No la he llamado y sin embargo viene, quizá me ha oído decir algo en sueños. No puedo quitarme de la cabeza una melodía de Mozart que he estado escuchando todo el día. En mi mente juego a ser el director de orquesta, todos los instrumentos me obedecen y la sinfonía se mueve al son de mi batuta, de pronto acelero el compás, de pronto lo hago más suave.
Se asoma por la rendija de la puerta entreabierta, la miro de reojo y entra, en sus manos lleva una incómoda silla de mimbre.
- Vengo a hacerte compañía. - me dice con dulzura-
- No hace falta, estoy bien, ve a dormir, es muy tarde.
Se acerca, me toca la frente con la palma de su mano y exclama:
- ¡Dios mío estás ardiendo!
- Sí, tengo calor
- Ponte el termómetro - me ordena con suave autoridad-
Obedezco y me lo pongo, suelto un gruñido porque el cristal está demasiado frío y ella se echa a reír.
- ¡Quejica! Vamos póntelo
Retira las mantas y me desabotona la parte de arriba del pijama.
- ¡Estás empapado! ¡¿Por qué no me has llamado?!
Cuando el mercurio marca treinta y nueve con algunas décimas ella se va a la cocina con cara de seriedad. Al rato vuelve con un cazo y un paño que humedece en él. Pone el trozo de tela en mi frente y empiezo a tiritar. Está templado pero al contactar con mi piel se vuelve ardiente.
Ella desliza su mano por mi pecho y mi vientre. Me estremezco, quiero tocarla pero mis miembros están agarrotados, mi nuca rígida, estoy exánime.
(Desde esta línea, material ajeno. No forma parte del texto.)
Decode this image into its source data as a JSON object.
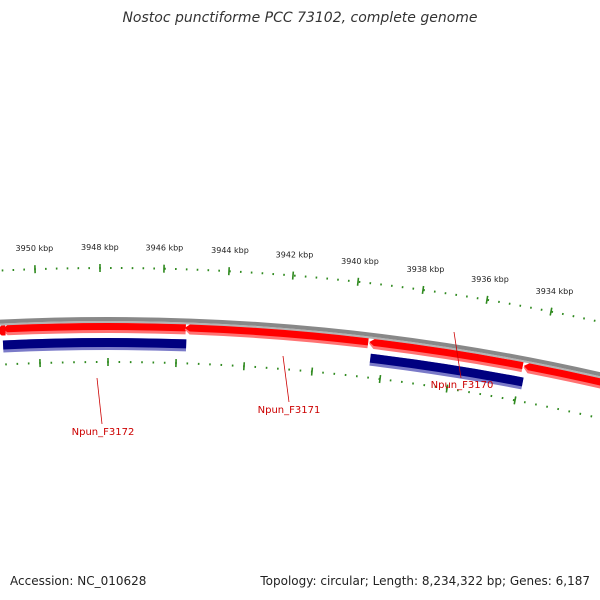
{
  "title": "Nostoc punctiforme PCC 73102, complete genome",
  "footer": {
    "accession": "Accession: NC_010628",
    "summary": "Topology: circular; Length: 8,234,322 bp; Genes: 6,187"
  },
  "colors": {
    "backbone": "#888888",
    "backbone_shadow": "#b4b4b4",
    "gene_arrow": "#ff0000",
    "gene_arrow_light": "#ff7373",
    "cds_bar": "#000080",
    "cds_bar_light": "#7a7ac8",
    "tick": "#2f8a1f",
    "label_text": "#cc0000",
    "label_line": "#cc0000"
  },
  "scale": {
    "unit": "kbp",
    "labels": [
      "3950 kbp",
      "3948 kbp",
      "3946 kbp",
      "3944 kbp",
      "3942 kbp",
      "3940 kbp",
      "3938 kbp",
      "3936 kbp",
      "3934 kbp"
    ]
  },
  "genes": [
    {
      "name": "Npun_F3172",
      "strand": "reverse"
    },
    {
      "name": "Npun_F3171",
      "strand": "reverse"
    },
    {
      "name": "Npun_F3170",
      "strand": "reverse"
    }
  ]
}
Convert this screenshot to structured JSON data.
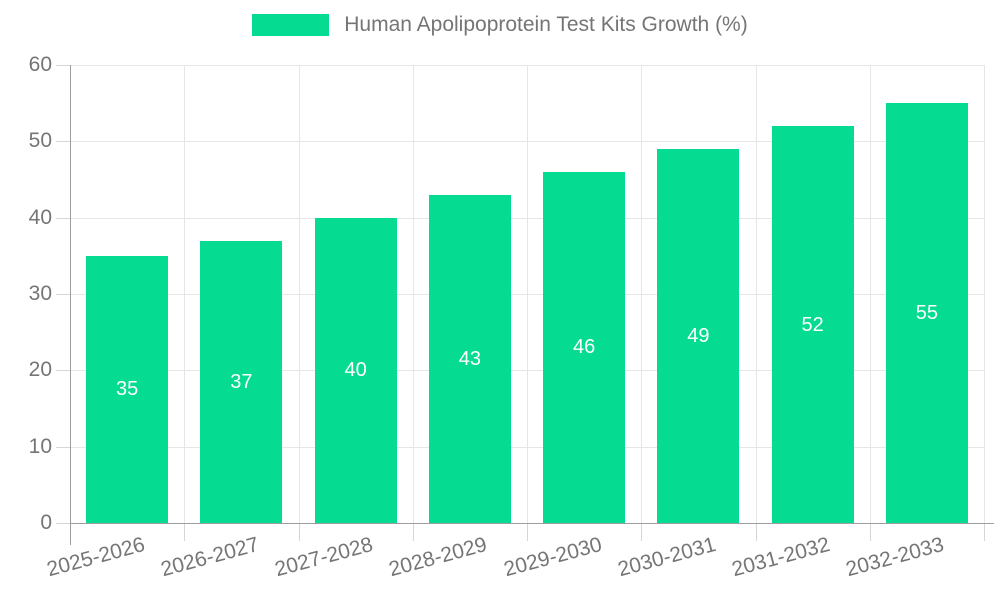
{
  "chart_data": {
    "type": "bar",
    "title": "Human Apolipoprotein Test Kits Growth (%)",
    "legend": {
      "label": "Human Apolipoprotein Test Kits Growth (%)",
      "position": "top-center"
    },
    "categories": [
      "2025-2026",
      "2026-2027",
      "2027-2028",
      "2028-2029",
      "2029-2030",
      "2030-2031",
      "2031-2032",
      "2032-2033"
    ],
    "values": [
      35,
      37,
      40,
      43,
      46,
      49,
      52,
      55
    ],
    "xlabel": "",
    "ylabel": "",
    "ylim": [
      0,
      60
    ],
    "yticks": [
      0,
      10,
      20,
      30,
      40,
      50,
      60
    ],
    "grid": true,
    "x_label_rotation_deg": -15,
    "colors": {
      "bar": "#06DC91",
      "bar_label_text": "#ffffff",
      "axis_line": "#9e9e9e",
      "gridline": "#e6e6e6",
      "tick_mark": "#d6d6d6",
      "tick_text": "#757575",
      "background": "#ffffff"
    }
  }
}
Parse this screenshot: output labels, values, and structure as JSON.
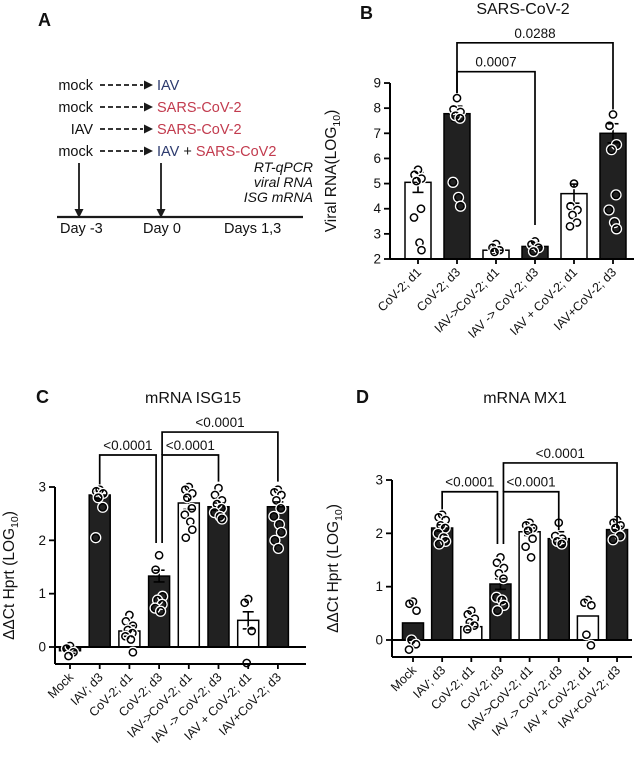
{
  "figure": {
    "background": "#ffffff"
  },
  "panel_a": {
    "label": "A",
    "rows": [
      {
        "source": "mock",
        "source_color": "black",
        "target_parts": [
          {
            "text": "IAV",
            "color": "navy"
          }
        ]
      },
      {
        "source": "mock",
        "source_color": "black",
        "target_parts": [
          {
            "text": "SARS-CoV-2",
            "color": "red"
          }
        ]
      },
      {
        "source": "IAV",
        "source_color": "navy",
        "target_parts": [
          {
            "text": "SARS-CoV-2",
            "color": "red"
          }
        ]
      },
      {
        "source": "mock",
        "source_color": "black",
        "target_parts": [
          {
            "text": "IAV",
            "color": "navy"
          },
          {
            "text": " + ",
            "color": "black"
          },
          {
            "text": "SARS-CoV2",
            "color": "red"
          }
        ]
      }
    ],
    "assay_lines": [
      "RT-qPCR",
      "viral RNA",
      "ISG mRNA"
    ],
    "timeline_labels": [
      "Day -3",
      "Day 0",
      "Days 1,3"
    ],
    "colors": {
      "navy": "#2c3a6e",
      "red": "#c23b4e",
      "black": "#1a1a1a"
    }
  },
  "chart_data": [
    {
      "panel": "B",
      "type": "bar",
      "title": "SARS-CoV-2",
      "ylabel": "Viral RNA(LOG",
      "ylabel_sub": "10",
      "ylabel_close": ")",
      "ylim": [
        2,
        9
      ],
      "yticks": [
        2,
        3,
        4,
        5,
        6,
        7,
        8,
        9
      ],
      "categories": [
        "CoV-2; d1",
        "CoV-2; d3",
        "IAV->CoV-2; d1",
        "IAV -> CoV-2; d3",
        "IAV + CoV-2; d1",
        "IAV+CoV-2; d3"
      ],
      "bars": [
        {
          "label": "CoV-2; d1",
          "fill": "white",
          "value": 5.05,
          "sem": 0.4,
          "points": [
            5.55,
            5.35,
            5.2,
            5.1,
            4.0,
            3.65,
            2.65,
            2.35
          ]
        },
        {
          "label": "CoV-2; d3",
          "fill": "black",
          "value": 7.78,
          "sem": 0.3,
          "points": [
            8.4,
            7.95,
            7.85,
            7.7,
            7.6,
            5.05,
            4.45,
            4.1
          ]
        },
        {
          "label": "IAV->CoV-2; d1",
          "fill": "white",
          "value": 2.35,
          "sem": 0.12,
          "points": [
            2.6,
            2.45,
            2.35,
            2.28
          ]
        },
        {
          "label": "IAV -> CoV-2; d3",
          "fill": "black",
          "value": 2.5,
          "sem": 0.15,
          "points": [
            2.7,
            2.58,
            2.45,
            2.3
          ]
        },
        {
          "label": "IAV + CoV-2; d1",
          "fill": "white",
          "value": 4.6,
          "sem": 0.38,
          "points": [
            5.0,
            4.1,
            3.95,
            3.75,
            3.45,
            3.3
          ]
        },
        {
          "label": "IAV+CoV-2; d3",
          "fill": "black",
          "value": 7.0,
          "sem": 0.38,
          "points": [
            7.75,
            7.3,
            6.55,
            6.35,
            4.55,
            3.95,
            3.45,
            3.2
          ]
        }
      ],
      "brackets": [
        {
          "from": 1,
          "to": 3,
          "label": "0.0007",
          "top": 9.45,
          "left_end": 8.6,
          "right_end": 3.35
        },
        {
          "from": 1,
          "to": 5,
          "label": "0.0288",
          "top": 10.6,
          "left_end": 8.6,
          "right_end": 7.95
        }
      ]
    },
    {
      "panel": "C",
      "type": "bar",
      "title": "mRNA ISG15",
      "ylabel": "ΔΔCt Hprt (LOG",
      "ylabel_sub": "10",
      "ylabel_close": ")",
      "ylim": [
        -0.4,
        3
      ],
      "yticks": [
        0,
        1,
        2,
        3
      ],
      "categories": [
        "Mock",
        "IAV; d3",
        "CoV-2; d1",
        "CoV-2; d3",
        "IAV->CoV-2; d1",
        "IAV -> CoV-2; d3",
        "IAV + CoV-2; d1",
        "IAV+CoV-2; d3"
      ],
      "bars": [
        {
          "label": "Mock",
          "fill": "black",
          "value": -0.07,
          "sem": 0.05,
          "points": [
            0.02,
            -0.03,
            -0.1,
            -0.17
          ]
        },
        {
          "label": "IAV; d3",
          "fill": "black",
          "value": 2.85,
          "sem": 0.07,
          "points": [
            2.95,
            2.92,
            2.88,
            2.8,
            2.62,
            2.05
          ]
        },
        {
          "label": "CoV-2; d1",
          "fill": "white",
          "value": 0.3,
          "sem": 0.1,
          "points": [
            0.6,
            0.48,
            0.4,
            0.32,
            0.26,
            0.2,
            0.14,
            -0.1
          ]
        },
        {
          "label": "CoV-2; d3",
          "fill": "black",
          "value": 1.33,
          "sem": 0.11,
          "points": [
            1.72,
            1.45,
            0.95,
            0.88,
            0.8,
            0.73,
            0.67
          ]
        },
        {
          "label": "IAV->CoV-2; d1",
          "fill": "white",
          "value": 2.7,
          "sem": 0.12,
          "points": [
            3.0,
            2.95,
            2.88,
            2.8,
            2.6,
            2.48,
            2.35,
            2.2,
            2.05
          ]
        },
        {
          "label": "IAV -> CoV-2; d3",
          "fill": "black",
          "value": 2.63,
          "sem": 0.07,
          "points": [
            2.98,
            2.85,
            2.75,
            2.68,
            2.6,
            2.52,
            2.45,
            2.4
          ]
        },
        {
          "label": "IAV + CoV-2; d1",
          "fill": "white",
          "value": 0.5,
          "sem": 0.16,
          "points": [
            0.9,
            0.83,
            0.3,
            -0.3
          ]
        },
        {
          "label": "IAV+CoV-2; d3",
          "fill": "black",
          "value": 2.63,
          "sem": 0.09,
          "points": [
            2.95,
            2.9,
            2.85,
            2.75,
            2.6,
            2.45,
            2.3,
            2.15,
            2.0,
            1.85
          ]
        }
      ],
      "brackets": [
        {
          "from": 1,
          "to": 3,
          "label": "<0.0001",
          "top": 3.6,
          "left_end": 3.05,
          "right_end": 1.95,
          "rdx": -3
        },
        {
          "from": 3,
          "to": 5,
          "label": "<0.0001",
          "top": 3.6,
          "left_end": 1.95,
          "ldx": 3,
          "right_end": 3.1
        },
        {
          "from": 3,
          "to": 7,
          "label": "<0.0001",
          "top": 4.03,
          "left_end": 3.6,
          "ldx": 3,
          "right_end": 3.1
        }
      ]
    },
    {
      "panel": "D",
      "type": "bar",
      "title": "mRNA MX1",
      "ylabel": "ΔΔCt Hprt (LOG",
      "ylabel_sub": "10",
      "ylabel_close": ")",
      "ylim": [
        -0.3,
        3
      ],
      "yticks": [
        0,
        1,
        2,
        3
      ],
      "categories": [
        "Mock",
        "IAV; d3",
        "CoV-2; d1",
        "CoV-2; d3",
        "IAV->CoV-2; d1",
        "IAV -> CoV-2; d3",
        "IAV + CoV-2; d1",
        "IAV+CoV-2; d3"
      ],
      "bars": [
        {
          "label": "Mock",
          "fill": "black",
          "value": 0.32,
          "sem": 0,
          "points": [
            0.72,
            0.68,
            0.55,
            0.0,
            -0.08,
            -0.18
          ]
        },
        {
          "label": "IAV; d3",
          "fill": "black",
          "value": 2.1,
          "sem": 0.06,
          "points": [
            2.35,
            2.3,
            2.25,
            2.15,
            2.1,
            2.0,
            1.92,
            1.85,
            1.8
          ]
        },
        {
          "label": "CoV-2; d1",
          "fill": "white",
          "value": 0.25,
          "sem": 0.06,
          "points": [
            0.55,
            0.48,
            0.4,
            0.33,
            0.27,
            0.2
          ]
        },
        {
          "label": "CoV-2; d3",
          "fill": "black",
          "value": 1.05,
          "sem": 0.1,
          "points": [
            1.55,
            1.45,
            1.35,
            1.25,
            1.15,
            0.8,
            0.75,
            0.65,
            0.55
          ]
        },
        {
          "label": "IAV->CoV-2; d1",
          "fill": "white",
          "value": 2.03,
          "sem": 0.07,
          "points": [
            2.2,
            2.15,
            2.1,
            2.05,
            1.9,
            1.75,
            1.55
          ]
        },
        {
          "label": "IAV -> CoV-2; d3",
          "fill": "black",
          "value": 1.9,
          "sem": 0.13,
          "points": [
            2.2,
            1.95,
            1.9,
            1.85,
            1.8
          ]
        },
        {
          "label": "IAV + CoV-2; d1",
          "fill": "white",
          "value": 0.45,
          "sem": 0,
          "points": [
            0.75,
            0.7,
            0.65,
            0.1,
            -0.1
          ]
        },
        {
          "label": "IAV+CoV-2; d3",
          "fill": "black",
          "value": 2.07,
          "sem": 0.06,
          "points": [
            2.25,
            2.2,
            2.15,
            2.1,
            1.95,
            1.88
          ]
        }
      ],
      "brackets": [
        {
          "from": 1,
          "to": 3,
          "label": "<0.0001",
          "top": 2.78,
          "left_end": 2.45,
          "right_end": 1.8,
          "rdx": -3
        },
        {
          "from": 3,
          "to": 5,
          "label": "<0.0001",
          "top": 2.78,
          "left_end": 1.8,
          "ldx": 3,
          "right_end": 2.06
        },
        {
          "from": 3,
          "to": 7,
          "label": "<0.0001",
          "top": 3.32,
          "left_end": 2.78,
          "ldx": 3,
          "right_end": 2.1
        }
      ]
    }
  ]
}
Cómo me mira, en ese momento sé que lo daría todo por ella.
Cada poco tiempo retira el paño de mi frente, lo estruja, lo vuelve a empapar en el cazo y de ahí a mi cabeza de nuevo.
- Elisa, tengo miedo.
- No lo tengas, estoy aquí contigo.
En ese momento me abraza y la puedo sentir toda. El perfume del día anterior, su piel suave, su melena dorada...
Haciendo un gran esfuerzo la abrazo. Cada movimiento que hago es castigado con miles de escalofríos. Mi ardiente mano toca su cabellera anillada, recorro todo su rostro, sus orejas, su barbilla, su nariz perfilada…
- Apaga la luz -le digo con suavidad-
Me obedece y se sienta en el borde de la cama junto a mí. Me besa en el cuello, en las mejillas, en la frente. Cada beso es un bálsamo cálido en mi tórrido cuerpo.
Se hace el silencio en la pequeña estancia. No se oye nada salvo mi corazón palpitante de amor y de fiebre.
De vez en cuando los faros de un coche iluminan la habitación con un fogonazo. La luz pasa a través de las cortinas y éstas la filtran convirtiéndola en un haz blanquecino y uniforme.
Durante ese breve espacio de tiempo, parecemos dos estatuas cogidas de la mano unidas por la silueta de la eternidad.
El libreto se cae de la cama, dejo también el bolígrafo caer y aún febril, sé que lo daría todo por ella, si ella existiera.